Bio: Daniel Hsu is an associate professor in the Department of Computer Science and a member of the Data Science Institute, both at Columbia University. Previously, he was a postdoc at Microsoft Research New England, and the Departments of Statistics at Rutgers University and the University of Pennsylvania. He holds a Ph.D. in Computer Science from UC San Diego, and a B.S. in Computer Science and Engineering from UC Berkeley. He was selected by IEEE Intelligent Systems as one of “AI’s 10 to Watch” in 2015 and received a 2016 Sloan Research Fellowship.
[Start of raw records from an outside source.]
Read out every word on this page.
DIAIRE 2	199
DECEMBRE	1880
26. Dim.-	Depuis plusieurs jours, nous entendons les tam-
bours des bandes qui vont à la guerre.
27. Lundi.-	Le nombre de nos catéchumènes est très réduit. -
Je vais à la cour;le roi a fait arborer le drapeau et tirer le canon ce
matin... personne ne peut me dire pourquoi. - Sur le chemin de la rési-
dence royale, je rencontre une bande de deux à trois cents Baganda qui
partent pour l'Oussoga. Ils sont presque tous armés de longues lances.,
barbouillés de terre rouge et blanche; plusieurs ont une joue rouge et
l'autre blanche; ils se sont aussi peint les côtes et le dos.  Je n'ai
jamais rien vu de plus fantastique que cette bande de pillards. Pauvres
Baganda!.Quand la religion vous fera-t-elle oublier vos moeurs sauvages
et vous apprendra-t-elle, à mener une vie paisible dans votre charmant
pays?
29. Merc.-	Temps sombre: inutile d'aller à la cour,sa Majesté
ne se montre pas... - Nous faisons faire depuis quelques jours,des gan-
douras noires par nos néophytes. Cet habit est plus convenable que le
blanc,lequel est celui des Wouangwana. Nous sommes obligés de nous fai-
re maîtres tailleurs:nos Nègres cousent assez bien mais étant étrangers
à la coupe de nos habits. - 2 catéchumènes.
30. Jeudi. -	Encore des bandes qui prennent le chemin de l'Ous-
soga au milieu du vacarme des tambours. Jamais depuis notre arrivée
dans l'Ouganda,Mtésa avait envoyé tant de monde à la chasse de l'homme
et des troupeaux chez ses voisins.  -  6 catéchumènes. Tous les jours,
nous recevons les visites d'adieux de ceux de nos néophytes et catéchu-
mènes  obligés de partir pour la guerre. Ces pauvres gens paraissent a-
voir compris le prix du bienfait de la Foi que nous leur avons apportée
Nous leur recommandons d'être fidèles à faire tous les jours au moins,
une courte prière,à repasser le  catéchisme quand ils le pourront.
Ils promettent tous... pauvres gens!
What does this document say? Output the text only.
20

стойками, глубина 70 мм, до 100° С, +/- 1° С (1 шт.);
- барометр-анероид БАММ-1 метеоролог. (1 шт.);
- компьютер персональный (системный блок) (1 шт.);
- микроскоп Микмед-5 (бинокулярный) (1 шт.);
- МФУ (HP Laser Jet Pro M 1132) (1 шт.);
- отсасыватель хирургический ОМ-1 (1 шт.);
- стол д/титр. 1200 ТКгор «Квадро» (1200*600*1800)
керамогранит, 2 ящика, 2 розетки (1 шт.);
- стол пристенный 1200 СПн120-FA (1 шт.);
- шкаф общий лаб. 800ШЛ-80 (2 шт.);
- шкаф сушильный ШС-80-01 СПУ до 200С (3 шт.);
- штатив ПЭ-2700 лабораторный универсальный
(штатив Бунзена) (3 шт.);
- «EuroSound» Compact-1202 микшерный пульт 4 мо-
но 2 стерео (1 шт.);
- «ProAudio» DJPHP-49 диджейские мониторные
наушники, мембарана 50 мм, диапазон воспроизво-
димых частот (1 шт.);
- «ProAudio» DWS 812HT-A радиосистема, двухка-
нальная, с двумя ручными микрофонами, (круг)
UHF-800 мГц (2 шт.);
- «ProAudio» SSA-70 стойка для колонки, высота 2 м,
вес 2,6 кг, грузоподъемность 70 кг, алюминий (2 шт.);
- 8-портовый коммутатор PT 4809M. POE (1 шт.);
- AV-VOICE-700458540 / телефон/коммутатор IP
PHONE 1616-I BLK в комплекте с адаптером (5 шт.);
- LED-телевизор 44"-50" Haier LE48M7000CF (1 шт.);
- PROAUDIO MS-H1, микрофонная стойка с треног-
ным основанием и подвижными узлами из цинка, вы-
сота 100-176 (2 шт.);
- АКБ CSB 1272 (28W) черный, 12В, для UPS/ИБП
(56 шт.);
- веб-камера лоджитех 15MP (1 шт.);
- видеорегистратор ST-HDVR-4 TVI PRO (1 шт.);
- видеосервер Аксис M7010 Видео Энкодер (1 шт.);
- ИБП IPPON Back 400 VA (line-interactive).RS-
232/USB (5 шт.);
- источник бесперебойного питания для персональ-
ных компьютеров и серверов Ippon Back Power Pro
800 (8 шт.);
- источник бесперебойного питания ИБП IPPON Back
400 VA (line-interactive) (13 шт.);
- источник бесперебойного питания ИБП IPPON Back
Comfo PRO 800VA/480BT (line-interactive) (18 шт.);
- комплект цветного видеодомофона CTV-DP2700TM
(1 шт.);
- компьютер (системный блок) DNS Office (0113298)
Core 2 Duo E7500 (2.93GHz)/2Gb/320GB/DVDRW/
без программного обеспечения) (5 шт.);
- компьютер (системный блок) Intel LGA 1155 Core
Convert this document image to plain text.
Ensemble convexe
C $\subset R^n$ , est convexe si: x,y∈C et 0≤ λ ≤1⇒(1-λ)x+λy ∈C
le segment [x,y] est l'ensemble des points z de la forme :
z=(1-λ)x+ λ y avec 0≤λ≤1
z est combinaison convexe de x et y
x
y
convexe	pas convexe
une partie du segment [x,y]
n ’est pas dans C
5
Daniel’s research interests are in algorithmic statistics and machine learning. His work has produced the first computationally efficient algorithms for several statistical estimation tasks (including many involving latent variable models such as mixture models, hidden Markov models, and topic models), provided new algorithmic frameworks for solving interactive machine learning problems, and led to the creation of scalable tools for machine learning applications.